Ruggable seems to be trying to build out its marketplace presence. The company currently has a job opening for an e-commerce manager for its Amazon business, as well as a manager of marketplaces. Ruggable is currently active on Amazon, as well as on Target’s third-party marketplace. According to the job openings, Ruggable has “highly ambitious plans” to grow the marketplace business this year and is looking for people who can “support buildout of our Marketplace strategy and plan across marketing & advertising, merchandising and assortment.” 

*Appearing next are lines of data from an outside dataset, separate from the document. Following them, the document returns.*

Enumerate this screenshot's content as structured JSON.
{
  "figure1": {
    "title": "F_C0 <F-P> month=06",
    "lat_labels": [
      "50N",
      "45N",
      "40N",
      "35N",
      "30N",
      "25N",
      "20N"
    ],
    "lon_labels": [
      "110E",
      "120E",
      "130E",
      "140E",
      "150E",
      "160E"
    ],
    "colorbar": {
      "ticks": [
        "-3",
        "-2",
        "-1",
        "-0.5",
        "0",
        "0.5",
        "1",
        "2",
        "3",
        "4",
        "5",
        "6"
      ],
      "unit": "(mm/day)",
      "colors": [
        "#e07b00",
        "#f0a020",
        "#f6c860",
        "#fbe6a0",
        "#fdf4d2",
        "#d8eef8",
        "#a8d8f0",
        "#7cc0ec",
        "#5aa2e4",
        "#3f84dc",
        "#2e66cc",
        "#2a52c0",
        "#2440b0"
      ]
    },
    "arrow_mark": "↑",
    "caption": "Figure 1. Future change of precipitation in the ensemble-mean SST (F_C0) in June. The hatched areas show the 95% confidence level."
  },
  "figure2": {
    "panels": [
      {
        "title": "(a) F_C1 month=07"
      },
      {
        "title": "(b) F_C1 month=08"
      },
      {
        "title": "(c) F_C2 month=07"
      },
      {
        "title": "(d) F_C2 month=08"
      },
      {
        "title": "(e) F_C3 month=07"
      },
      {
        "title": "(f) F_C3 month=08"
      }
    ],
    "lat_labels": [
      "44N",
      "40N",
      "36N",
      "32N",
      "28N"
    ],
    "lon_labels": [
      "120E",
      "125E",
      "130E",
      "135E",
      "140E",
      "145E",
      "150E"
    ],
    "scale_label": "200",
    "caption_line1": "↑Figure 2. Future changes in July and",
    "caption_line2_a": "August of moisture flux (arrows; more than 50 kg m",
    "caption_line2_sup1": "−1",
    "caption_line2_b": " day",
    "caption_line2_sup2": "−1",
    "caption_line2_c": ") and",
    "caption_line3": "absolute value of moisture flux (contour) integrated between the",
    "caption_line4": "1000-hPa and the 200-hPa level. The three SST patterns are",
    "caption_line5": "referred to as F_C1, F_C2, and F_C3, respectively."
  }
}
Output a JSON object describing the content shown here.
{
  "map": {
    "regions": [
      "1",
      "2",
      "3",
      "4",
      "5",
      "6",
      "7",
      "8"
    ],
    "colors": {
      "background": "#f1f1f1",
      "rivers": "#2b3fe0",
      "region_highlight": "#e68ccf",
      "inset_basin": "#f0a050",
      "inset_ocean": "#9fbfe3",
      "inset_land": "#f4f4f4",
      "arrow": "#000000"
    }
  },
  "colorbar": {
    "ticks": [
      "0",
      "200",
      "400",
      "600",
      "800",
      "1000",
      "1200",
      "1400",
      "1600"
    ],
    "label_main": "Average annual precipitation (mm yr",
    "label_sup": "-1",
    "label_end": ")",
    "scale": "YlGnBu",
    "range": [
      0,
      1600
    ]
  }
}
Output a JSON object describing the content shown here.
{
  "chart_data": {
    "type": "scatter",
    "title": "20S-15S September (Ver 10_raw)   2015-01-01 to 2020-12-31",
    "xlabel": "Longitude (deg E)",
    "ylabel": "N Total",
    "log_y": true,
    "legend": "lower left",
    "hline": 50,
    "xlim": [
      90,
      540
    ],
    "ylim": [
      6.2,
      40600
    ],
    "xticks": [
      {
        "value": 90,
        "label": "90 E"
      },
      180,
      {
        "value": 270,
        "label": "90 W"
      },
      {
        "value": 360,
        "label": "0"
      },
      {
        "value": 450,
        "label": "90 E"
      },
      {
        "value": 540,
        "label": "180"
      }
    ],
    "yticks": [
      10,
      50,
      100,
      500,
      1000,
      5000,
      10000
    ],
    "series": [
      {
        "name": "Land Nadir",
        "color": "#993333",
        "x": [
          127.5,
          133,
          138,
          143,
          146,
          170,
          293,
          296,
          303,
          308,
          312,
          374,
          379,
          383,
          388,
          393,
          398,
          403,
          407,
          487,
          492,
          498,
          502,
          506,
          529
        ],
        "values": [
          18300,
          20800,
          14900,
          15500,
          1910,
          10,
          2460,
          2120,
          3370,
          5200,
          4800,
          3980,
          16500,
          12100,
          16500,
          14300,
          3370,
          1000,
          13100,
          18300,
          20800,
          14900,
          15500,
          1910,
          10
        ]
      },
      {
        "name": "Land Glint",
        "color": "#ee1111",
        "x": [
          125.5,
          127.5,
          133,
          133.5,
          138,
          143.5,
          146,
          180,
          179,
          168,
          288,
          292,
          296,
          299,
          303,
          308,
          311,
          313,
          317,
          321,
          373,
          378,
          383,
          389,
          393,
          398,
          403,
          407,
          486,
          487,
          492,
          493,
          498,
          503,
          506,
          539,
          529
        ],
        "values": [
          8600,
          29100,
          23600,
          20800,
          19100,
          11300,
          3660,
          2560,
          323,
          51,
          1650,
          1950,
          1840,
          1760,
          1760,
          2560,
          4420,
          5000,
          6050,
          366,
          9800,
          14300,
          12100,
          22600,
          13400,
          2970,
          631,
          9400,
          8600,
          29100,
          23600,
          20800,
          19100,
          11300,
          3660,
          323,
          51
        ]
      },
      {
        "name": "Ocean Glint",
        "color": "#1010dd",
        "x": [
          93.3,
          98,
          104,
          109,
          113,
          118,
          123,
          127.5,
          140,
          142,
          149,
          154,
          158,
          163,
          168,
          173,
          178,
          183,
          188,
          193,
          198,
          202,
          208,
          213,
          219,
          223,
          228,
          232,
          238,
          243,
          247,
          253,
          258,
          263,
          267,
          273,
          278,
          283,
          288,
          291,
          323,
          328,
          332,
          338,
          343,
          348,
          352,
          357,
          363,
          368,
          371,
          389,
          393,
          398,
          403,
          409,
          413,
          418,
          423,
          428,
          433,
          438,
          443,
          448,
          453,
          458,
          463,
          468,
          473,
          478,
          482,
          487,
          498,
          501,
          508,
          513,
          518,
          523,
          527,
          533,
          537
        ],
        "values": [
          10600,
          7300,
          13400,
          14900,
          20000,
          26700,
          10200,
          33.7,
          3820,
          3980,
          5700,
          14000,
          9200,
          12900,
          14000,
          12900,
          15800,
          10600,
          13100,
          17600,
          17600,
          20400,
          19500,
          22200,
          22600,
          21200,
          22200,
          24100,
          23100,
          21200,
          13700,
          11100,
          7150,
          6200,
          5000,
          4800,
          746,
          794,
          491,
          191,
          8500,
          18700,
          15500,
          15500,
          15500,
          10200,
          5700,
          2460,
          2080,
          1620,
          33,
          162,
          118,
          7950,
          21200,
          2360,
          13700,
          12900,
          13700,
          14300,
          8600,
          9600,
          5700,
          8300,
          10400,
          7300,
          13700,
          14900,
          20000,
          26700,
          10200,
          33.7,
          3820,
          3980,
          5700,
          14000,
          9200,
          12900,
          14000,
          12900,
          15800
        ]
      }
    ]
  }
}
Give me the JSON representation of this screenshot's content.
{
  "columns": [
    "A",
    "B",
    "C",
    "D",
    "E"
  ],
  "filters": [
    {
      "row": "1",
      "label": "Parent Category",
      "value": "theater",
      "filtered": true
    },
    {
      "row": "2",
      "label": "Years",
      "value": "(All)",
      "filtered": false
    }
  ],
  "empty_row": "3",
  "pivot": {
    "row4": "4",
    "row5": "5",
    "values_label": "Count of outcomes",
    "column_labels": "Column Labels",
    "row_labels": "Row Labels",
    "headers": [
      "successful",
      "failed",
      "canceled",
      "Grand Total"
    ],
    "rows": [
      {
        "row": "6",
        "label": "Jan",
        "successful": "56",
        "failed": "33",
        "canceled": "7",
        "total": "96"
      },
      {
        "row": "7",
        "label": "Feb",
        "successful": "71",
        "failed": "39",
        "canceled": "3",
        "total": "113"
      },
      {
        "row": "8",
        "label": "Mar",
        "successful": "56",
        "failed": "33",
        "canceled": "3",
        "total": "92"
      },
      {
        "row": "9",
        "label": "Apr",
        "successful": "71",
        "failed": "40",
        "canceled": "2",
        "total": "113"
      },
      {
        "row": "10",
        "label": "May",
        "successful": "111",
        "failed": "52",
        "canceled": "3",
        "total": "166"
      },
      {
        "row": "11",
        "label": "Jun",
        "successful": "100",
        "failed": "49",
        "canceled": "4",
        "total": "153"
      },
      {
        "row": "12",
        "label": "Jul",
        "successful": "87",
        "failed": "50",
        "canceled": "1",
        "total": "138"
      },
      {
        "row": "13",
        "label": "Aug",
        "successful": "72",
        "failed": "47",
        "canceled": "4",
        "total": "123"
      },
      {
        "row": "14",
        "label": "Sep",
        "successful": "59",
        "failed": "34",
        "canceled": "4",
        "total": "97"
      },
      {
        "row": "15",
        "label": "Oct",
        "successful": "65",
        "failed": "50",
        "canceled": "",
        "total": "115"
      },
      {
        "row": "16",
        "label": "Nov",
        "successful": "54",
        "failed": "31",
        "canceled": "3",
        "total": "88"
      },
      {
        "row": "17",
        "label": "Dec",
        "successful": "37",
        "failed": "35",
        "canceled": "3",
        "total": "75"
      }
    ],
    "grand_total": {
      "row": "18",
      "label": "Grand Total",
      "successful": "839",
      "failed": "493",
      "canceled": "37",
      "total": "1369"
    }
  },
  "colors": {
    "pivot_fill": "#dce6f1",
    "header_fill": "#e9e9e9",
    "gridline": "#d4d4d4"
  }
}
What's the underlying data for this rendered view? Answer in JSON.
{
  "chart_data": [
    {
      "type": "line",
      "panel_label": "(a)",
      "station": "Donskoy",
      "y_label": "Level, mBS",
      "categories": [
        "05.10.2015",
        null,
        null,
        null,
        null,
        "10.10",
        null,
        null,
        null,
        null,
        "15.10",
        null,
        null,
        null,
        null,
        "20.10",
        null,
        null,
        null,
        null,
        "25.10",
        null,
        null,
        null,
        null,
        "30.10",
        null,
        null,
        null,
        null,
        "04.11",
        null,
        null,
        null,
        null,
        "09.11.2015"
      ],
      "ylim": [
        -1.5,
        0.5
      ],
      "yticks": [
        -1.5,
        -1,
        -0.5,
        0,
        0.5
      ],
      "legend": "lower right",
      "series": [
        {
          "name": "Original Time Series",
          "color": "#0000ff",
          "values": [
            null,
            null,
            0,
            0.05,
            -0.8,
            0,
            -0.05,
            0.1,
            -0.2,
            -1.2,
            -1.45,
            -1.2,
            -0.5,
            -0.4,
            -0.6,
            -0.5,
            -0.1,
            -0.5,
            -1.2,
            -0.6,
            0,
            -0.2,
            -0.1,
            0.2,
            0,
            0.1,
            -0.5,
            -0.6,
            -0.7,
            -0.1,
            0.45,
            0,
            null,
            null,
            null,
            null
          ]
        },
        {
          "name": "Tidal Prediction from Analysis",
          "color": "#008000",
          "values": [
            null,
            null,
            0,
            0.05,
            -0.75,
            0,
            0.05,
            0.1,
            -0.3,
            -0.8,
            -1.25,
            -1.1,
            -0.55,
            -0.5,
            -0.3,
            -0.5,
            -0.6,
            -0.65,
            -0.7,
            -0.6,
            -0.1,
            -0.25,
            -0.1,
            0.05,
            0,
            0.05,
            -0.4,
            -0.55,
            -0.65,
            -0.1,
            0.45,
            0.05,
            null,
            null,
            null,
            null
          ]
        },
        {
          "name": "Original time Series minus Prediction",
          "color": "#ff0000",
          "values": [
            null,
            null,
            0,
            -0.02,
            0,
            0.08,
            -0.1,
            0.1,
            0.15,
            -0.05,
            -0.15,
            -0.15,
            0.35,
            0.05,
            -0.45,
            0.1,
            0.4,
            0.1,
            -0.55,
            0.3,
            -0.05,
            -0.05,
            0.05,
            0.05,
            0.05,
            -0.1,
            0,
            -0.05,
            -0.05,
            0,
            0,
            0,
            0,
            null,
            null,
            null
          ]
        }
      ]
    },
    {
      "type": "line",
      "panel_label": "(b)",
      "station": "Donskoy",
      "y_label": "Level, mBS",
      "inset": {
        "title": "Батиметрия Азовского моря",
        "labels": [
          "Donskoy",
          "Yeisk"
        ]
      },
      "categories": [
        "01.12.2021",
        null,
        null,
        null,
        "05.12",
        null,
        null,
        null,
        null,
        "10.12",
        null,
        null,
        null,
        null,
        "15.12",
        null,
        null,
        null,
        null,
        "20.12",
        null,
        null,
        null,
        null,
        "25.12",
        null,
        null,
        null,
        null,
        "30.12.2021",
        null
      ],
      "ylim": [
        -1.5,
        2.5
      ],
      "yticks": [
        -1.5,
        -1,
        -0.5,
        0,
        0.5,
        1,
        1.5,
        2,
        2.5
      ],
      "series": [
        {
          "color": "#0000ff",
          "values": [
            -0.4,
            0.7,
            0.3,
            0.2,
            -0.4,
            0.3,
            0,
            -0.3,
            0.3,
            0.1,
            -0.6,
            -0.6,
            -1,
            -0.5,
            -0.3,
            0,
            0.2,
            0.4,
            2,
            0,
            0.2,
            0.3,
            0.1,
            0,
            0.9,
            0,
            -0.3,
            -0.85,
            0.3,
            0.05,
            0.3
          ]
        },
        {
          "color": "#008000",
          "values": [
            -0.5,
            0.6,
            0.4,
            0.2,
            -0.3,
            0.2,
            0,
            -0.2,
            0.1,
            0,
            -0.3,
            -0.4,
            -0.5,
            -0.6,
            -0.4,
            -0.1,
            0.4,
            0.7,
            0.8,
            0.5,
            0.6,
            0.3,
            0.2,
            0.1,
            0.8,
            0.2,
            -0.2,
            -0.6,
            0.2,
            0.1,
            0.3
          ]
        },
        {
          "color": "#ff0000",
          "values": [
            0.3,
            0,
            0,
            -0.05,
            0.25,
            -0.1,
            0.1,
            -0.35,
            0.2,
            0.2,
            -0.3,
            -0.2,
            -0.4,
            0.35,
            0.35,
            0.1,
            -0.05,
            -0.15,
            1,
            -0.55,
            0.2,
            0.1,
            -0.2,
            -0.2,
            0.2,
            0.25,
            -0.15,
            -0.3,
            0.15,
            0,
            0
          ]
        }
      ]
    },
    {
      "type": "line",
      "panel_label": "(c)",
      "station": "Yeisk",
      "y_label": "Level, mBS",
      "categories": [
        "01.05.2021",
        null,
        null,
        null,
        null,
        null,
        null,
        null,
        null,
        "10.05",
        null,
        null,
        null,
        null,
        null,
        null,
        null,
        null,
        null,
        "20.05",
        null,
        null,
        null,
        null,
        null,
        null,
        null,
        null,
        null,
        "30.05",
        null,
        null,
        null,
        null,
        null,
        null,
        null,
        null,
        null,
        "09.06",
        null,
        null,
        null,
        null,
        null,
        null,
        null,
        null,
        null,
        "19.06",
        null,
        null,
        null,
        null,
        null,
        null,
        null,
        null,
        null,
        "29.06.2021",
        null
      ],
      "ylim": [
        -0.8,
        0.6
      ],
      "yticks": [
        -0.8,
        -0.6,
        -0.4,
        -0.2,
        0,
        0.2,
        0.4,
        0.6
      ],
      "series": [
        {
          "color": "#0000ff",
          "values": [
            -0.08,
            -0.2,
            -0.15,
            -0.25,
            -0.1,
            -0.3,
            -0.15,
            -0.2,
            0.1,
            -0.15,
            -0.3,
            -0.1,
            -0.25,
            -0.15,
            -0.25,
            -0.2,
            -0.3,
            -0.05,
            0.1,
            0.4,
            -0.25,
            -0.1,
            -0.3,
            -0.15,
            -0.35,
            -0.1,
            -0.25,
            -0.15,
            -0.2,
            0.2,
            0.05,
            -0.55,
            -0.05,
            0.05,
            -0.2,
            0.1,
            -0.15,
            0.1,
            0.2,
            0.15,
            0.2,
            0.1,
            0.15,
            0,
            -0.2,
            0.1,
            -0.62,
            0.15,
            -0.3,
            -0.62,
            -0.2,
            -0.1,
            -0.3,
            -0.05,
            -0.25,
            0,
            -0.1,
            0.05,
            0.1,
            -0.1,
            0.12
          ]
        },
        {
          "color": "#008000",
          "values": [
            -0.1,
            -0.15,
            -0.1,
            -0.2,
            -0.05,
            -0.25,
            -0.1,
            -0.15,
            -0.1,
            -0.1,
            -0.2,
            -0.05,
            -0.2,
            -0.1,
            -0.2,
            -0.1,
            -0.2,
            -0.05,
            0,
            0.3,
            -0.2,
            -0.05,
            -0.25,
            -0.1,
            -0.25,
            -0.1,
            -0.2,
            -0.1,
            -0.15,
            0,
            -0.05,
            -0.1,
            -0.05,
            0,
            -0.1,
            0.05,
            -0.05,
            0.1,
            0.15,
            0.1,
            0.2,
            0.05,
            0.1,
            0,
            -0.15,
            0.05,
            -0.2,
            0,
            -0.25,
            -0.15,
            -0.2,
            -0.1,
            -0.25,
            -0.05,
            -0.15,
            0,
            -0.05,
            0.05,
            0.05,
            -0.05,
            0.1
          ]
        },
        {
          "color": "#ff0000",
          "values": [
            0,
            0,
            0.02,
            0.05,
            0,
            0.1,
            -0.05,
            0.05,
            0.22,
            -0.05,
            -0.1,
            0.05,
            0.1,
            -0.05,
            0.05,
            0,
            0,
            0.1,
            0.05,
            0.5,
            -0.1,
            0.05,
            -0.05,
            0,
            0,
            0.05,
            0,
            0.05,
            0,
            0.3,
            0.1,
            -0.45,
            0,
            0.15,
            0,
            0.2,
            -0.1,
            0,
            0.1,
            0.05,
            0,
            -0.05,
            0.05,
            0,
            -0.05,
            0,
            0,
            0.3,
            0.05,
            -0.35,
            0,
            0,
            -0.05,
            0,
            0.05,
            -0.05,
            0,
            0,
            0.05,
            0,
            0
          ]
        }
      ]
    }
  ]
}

For its part, a company spokesperson Ruggable said that, “Ruggable is excited to expand its Marketplace team in order to grow its presence in third-party retailers and meet customers where they shop. This team focuses on managing the marketplace accounts, optimizing the experience, and driving growth on these channels.”

What I’m reading

  • Jenni Kayne hit $140 million in sales last year and has ambitions to be “the Californian Ralph Lauren,” as Business of Fashion puts it. 
  • Hexclad is making its Super Bowl debut this year with an ad featuring Gordon Ramsay and Pete Davidson. 
  • Shein is ramping up its publicity initiatives ahead of a potential London IPO, putting out press releases about everything that it does to make sure all of the products on its marketplace are safe and touting some of its sustainability initiatives. 

What we’ve covered 

  • President Donald Trump is vowing to bring more manufacturing back to the U.S. after issuing new tariffs on Canada, Mexico and China. But brands that already manufacture here say the U.S. isn’t yet set up to deal with an influx of domestic manufacturing. 
  • Condiment brand Haven’s Kitchen ceased operations on Friday, the latest CPG startup to shut down amid a tough funding environment. 
  • Food and beverage investors sound off on the wellness trends they think will dominate in 2025.

This story has been updated to include comment from Ruggable.